The answer should be zero. I checked it. Unsigned char takes only single byte.

Answer to Why everyone taking for char 2bytes?

we are not taking char as 2 bytes.
Let's picture the real scenario, the memory stored in the register of RAM.
for example, suppose 'i' is stored at 0x00 as shown in the below:

Address values
0x06 0000 0000
0x05 0000 0000
0x04 0000 0000
0x03 0000 0000
0x02 0000 0000
0x01 0000 0000
0x00 1000 0000 <----- i = 0x80;

now if we right shift the value of 'i', then MSB(most significant bit) will shifted to the next register* as shown below,

Address values
0x06 0000 0000
0x05 0000 0000
0x04 0000 0000
0x03 0000 0000
0x02 0000 0000
0x01 0000 0001
0x00 0000 0000 <----- i = 0x00;

It should show 0 if we read the value of 'i' as a character(%C) which is NULL(it will print NULL which is not a visible character like space).
But here we are reading the value of 'i' as integer(%d) so it will read the 4 bytes, which are,

0x03 0000 0000
0x02 0000 0000
0x01 0000 0001
0x00 0000 0000

In single line 00000000 00000000 00000001 00000000 <----- i = 0x100 = 256.
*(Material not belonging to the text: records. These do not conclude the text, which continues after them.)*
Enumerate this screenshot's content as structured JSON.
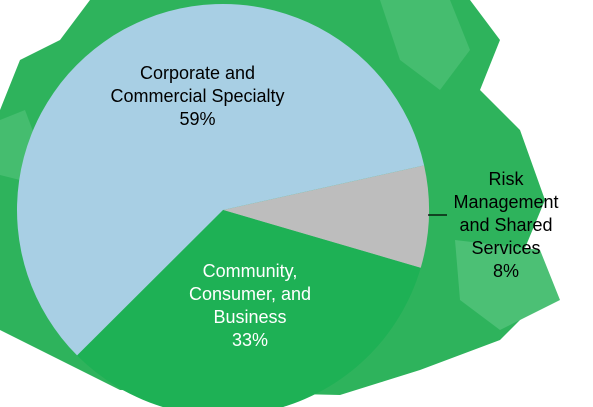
{
  "chart_data": {
    "type": "pie",
    "categories": [
      "Risk Management and Shared Services",
      "Community, Consumer, and Business",
      "Corporate and Commercial Specialty"
    ],
    "values": [
      8,
      33,
      59
    ],
    "value_labels": [
      "8%",
      "33%",
      "59%"
    ],
    "colors": [
      "#bdbdbd",
      "#1eb155",
      "#a8cfe4"
    ]
  }
}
@Gopi Krishna, If we right shift the variable then MSB goes to next register's LSB, not the same one in C language.

One you are describing is the case of the microcontroller/processes @Kunal.

if char i=0,if we use %c than it should print 0 on stdout.
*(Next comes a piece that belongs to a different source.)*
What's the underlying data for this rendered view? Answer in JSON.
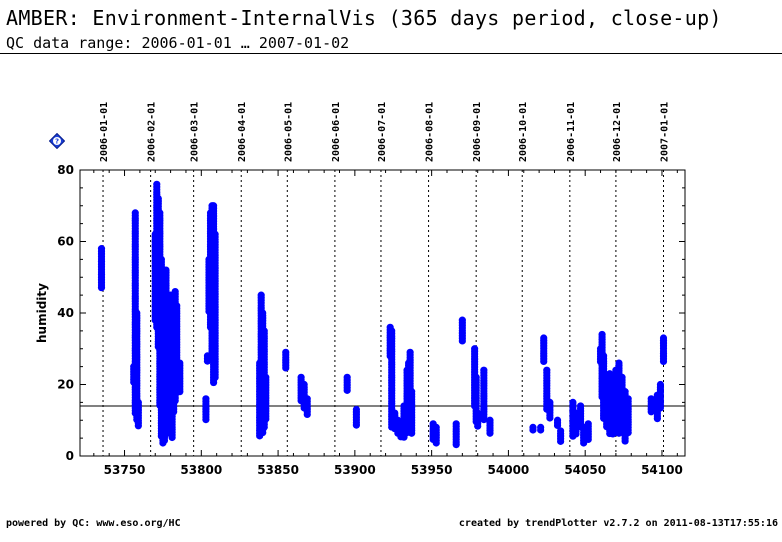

But if we use %d it should print the equal ASCII value of that char.if it is 0 than 48 should print.memory will take on datatype but on formatspecifier provided.any way char should take 1byte to store,for signed char the range from -128 to +127.1 bit used for sign representation. For unsign char no loss of bit ranges from 0 to 255.256 not valid in char type.
in microcontroller suppouse 8051 all registers 8-bit othar dptr(16bit) if accumulator a regester value exceeds 8 bit then it will generate the carry.

// 1

#include<stdio.h>

int main()
{
unsigned char i = 0x80;
printf("%d\n", i<<1);
return 0;
}
Here output 256.

// 2
#include<stdio.h>

int main()
{
unsigned char i = 0x80;
i=i<<1;
printf("%d\n", i);
return 0;
}
Here output 0.

* The diff is assignment of variable i.

#include<stdio.h>

int main()
{
unsigned char i = 0x80;
i=i<<1;
printf("%d\n", i);
return 0;
}

In this case, also typecast operation is performed but final data is stored in 8 bit so the output is 0.

Kindly explain this program clearly.

Please, someone clearly explain to me what does the bitwise operator<< actually does.